When I arrived in Madison in the late summer of 1987, I had found my record store "Mecca" as State Street contained not only a Rose Records, but also a Discount Records (where I would briefly work shortly after my college graduation), a classical music store, the Exclusive Company, the legendary B-Side Records and a variety of used record stores including the resilient Sugar Shack. It was during this time that the entire culture of the record store community began to reveal itself to me. I slowly began to make friends at each store, aside from B-Side, which was a place that seriously intimidated me as that store's staff suffered absolutely no musical fools lightly at all. Each store possessed its own character and identity and yet they were all filled with somewhat similar and decidedly left of center individuals who truly and passionately loved music and spoke of artists and bands the way some kids would speak of sports players and the stats found on baseball cards. It didn't matter what the musical format was especially as my four years of college saw the music industry weathering the sea change from vinyl to compact discs. The music was all that mattered and the record store was the place in which to congregate.

With the rise of the internet community and the sea change from physical releases to digital releases and downloading, the record store has become a ore obsolete environment. My beloved State Street "Mecca" is gone as Discount Records, Rose Records, and the Exclusive Company have all folded. The classical music store is long gone. And only the mighty B-Side Records, my personal record store of choice, remains standing on that street to this day.

It just makes me so sad to witness this erosion of something that has meant the world to me at the expense of advancing technology, as I feel that the two could very easily co-exist. They serve different purposes for different people and different needs but to extinguish one in favor of another is just something I cannot reconcile within myself.  Please be assured that I am not some sort of Luddite as I am not against technology. I download music just like you, I do occasionally purchase music online and I do love how more artists have taken control over their own careers by making the connections between themselves and fans more direct. And furthermore, the internet has become a wonderful way to discover new artists as well. And hey, I do have this blogsite, don't I? But, for me, there is just no other place in the world like a record store, for the environments, for the physicality and most importantly of all, the people and the connections we all make in the same space together.

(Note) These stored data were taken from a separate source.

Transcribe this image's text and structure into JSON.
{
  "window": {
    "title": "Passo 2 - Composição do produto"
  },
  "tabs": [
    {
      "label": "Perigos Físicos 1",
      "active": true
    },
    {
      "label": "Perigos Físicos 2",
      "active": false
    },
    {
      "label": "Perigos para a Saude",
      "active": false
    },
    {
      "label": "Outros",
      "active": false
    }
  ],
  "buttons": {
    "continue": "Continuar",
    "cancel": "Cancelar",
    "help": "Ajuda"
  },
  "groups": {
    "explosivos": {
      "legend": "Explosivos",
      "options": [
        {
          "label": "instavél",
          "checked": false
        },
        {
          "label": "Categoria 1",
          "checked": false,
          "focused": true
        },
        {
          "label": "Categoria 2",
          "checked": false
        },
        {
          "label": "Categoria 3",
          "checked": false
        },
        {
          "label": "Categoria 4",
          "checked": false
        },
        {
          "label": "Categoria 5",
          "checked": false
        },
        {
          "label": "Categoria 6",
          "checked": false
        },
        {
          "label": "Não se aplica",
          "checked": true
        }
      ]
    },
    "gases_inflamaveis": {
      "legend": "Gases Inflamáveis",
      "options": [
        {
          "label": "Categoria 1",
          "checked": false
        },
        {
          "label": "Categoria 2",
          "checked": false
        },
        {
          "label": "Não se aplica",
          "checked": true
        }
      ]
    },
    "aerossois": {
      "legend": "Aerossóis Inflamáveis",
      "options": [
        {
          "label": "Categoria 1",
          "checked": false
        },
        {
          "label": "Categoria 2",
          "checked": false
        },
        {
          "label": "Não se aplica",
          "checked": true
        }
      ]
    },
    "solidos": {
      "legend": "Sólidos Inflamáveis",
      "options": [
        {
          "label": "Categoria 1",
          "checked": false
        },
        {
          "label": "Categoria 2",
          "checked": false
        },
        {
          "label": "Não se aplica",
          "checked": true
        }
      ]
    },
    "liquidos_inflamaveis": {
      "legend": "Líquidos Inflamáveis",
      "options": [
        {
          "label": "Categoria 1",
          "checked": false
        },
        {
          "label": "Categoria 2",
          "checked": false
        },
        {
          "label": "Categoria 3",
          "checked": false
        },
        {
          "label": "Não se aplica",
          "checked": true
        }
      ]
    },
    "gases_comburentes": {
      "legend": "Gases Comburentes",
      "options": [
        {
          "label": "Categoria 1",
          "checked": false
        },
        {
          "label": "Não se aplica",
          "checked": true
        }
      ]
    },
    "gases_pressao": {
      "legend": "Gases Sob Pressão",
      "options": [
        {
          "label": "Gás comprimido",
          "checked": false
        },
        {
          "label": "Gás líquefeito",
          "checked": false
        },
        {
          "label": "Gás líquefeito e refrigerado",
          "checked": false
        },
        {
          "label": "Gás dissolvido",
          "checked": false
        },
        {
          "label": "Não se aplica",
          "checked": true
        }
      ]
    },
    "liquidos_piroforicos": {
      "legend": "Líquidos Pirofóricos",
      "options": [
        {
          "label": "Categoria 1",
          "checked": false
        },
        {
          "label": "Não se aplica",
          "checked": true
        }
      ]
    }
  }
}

This year's Ambassador of the Record Store Day celebration is none other than the inimitable Chuck D. of Public Enemy, who in a statement, expressed the following:

"I don't go one single day without emphasizing that the genre of hip-hop is spawned from DJ culture. The founding members of Public Enemy were, and still are, DJs. The tool and fuel for DJs has forever been recordings. And where these recordings have long connected, with pros and fans alike, has simply been The Record Store, the connection point of listener and the recording."

Brilliant. Absolutely brilliant.

I cannot imagine what my life would have been like if record stores did not exist and were not a tremendously huge part in shaping the individual I am. It is entirely due to that endless gratitude that I will always step through the doors of a record store for as long as they are able to exist...and I sincerely wish that they are able to exist long after my own lifetime for any individuals out there who need to find a place to call their own and find others like themselves as well, all the while discovering great music along the way.

SUPPORT YOUR LOCAL RECORD STORE on April 19th...and for each and every day thereafter.